Troubleshooting Aliyun OSS / 阿里云对象存储 MCP Server with Pydantic AI

Common issues when connecting Aliyun OSS / 阿里云对象存储 to Pydantic AI through the Vinkius, and how to resolve them.

01

MCPServerHTTP not found

Update: pip install --upgrade pydantic-ai

Aliyun OSS / 阿里云对象存储 + Pydantic AI FAQ

Common questions about integrating Aliyun OSS / 阿里云对象存储 MCP Server with Pydantic AI.

01

How does Pydantic AI discover MCP tools?

Create an MCPServerHTTP instance with the server URL. Pydantic AI connects, discovers all tools, and generates typed Python interfaces automatically.
02

Does Pydantic AI validate MCP tool responses?

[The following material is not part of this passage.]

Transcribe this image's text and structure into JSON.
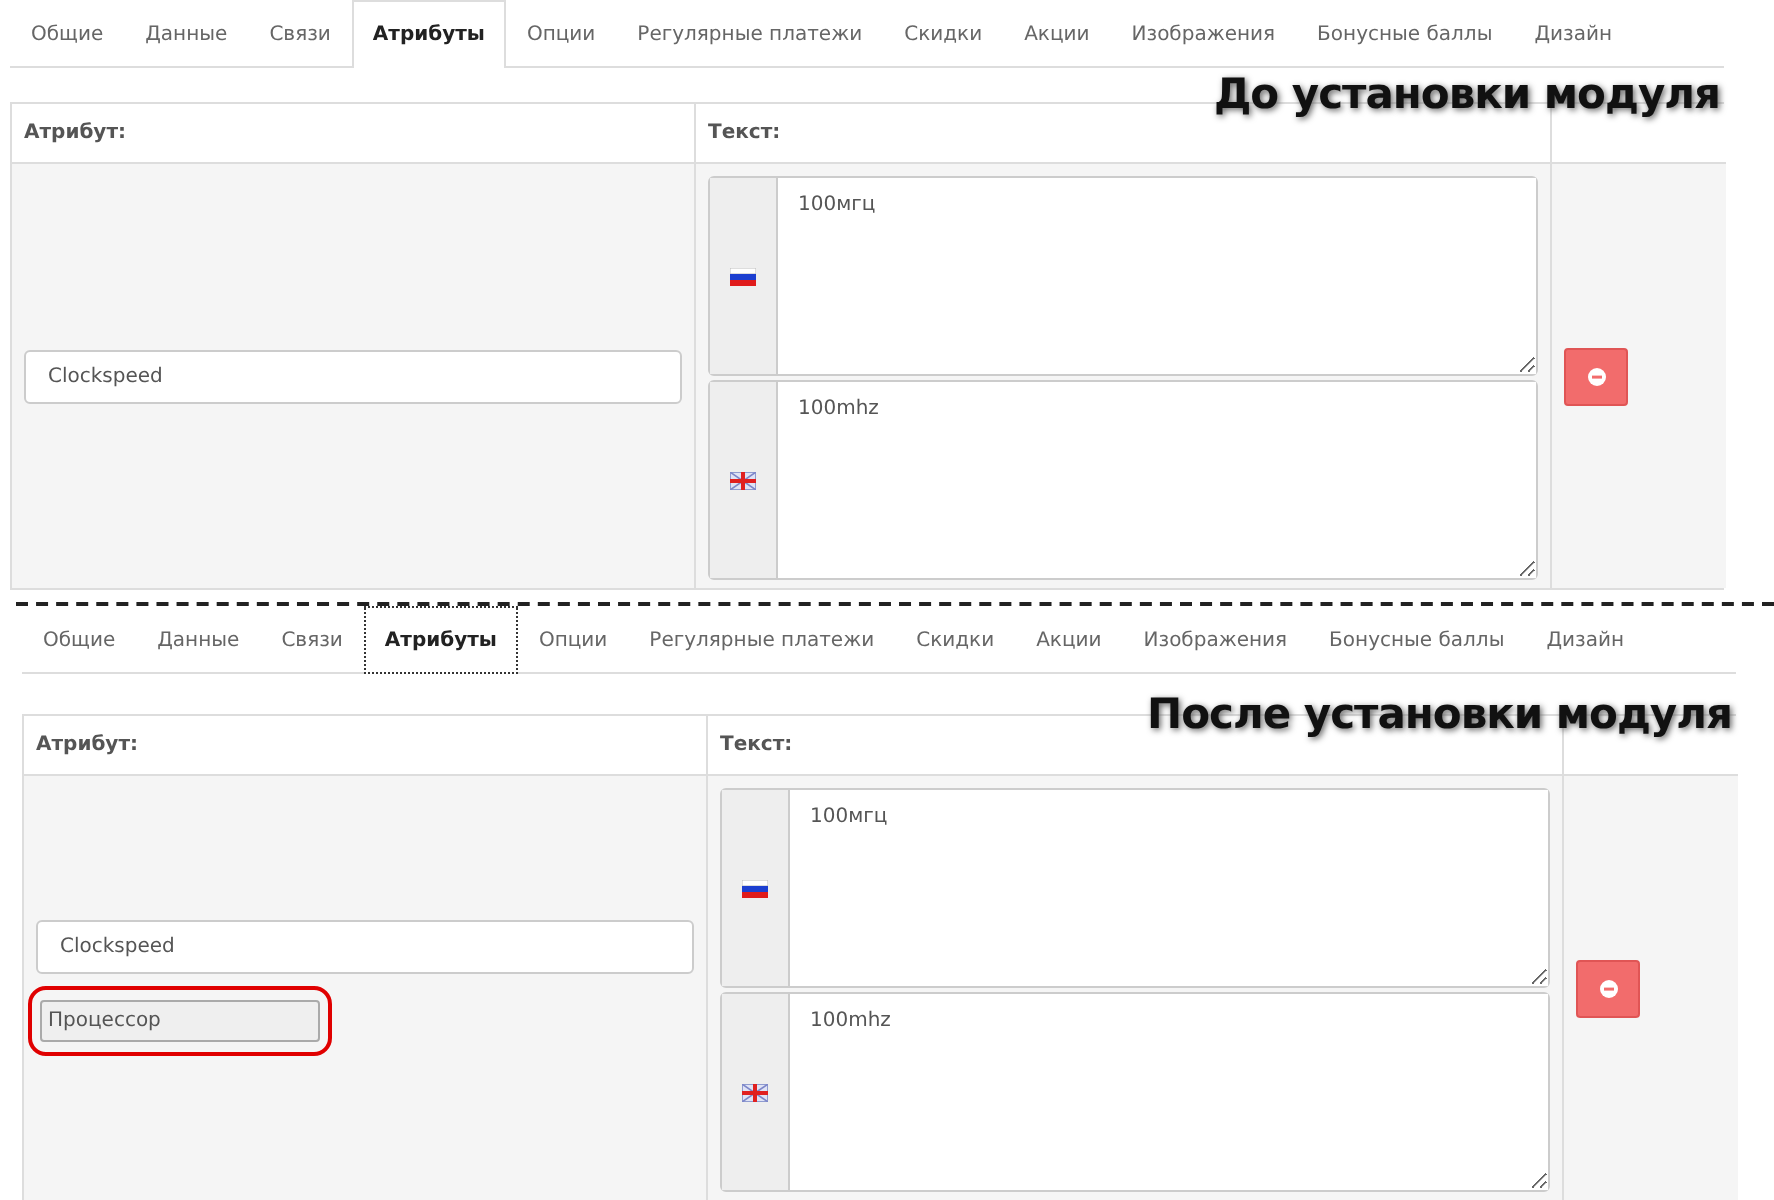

Yes. When you define result types as Pydantic models, every tool response is validated against the schema. Invalid data raises a clear error instead of silently corrupting your pipeline.
03

Can I switch LLM providers without changing MCP code?

Absolutely. Pydantic AI abstracts the model layer. your Aliyun OSS / 阿里云对象存储 MCP integration works identically with OpenAI, Anthropic, Google, or any supported provider.

Connect Aliyun OSS / 阿里云对象存储 to Pydantic AI

Get your token, paste the configuration, and start using 10 tools in under 2 minutes. No API key management needed.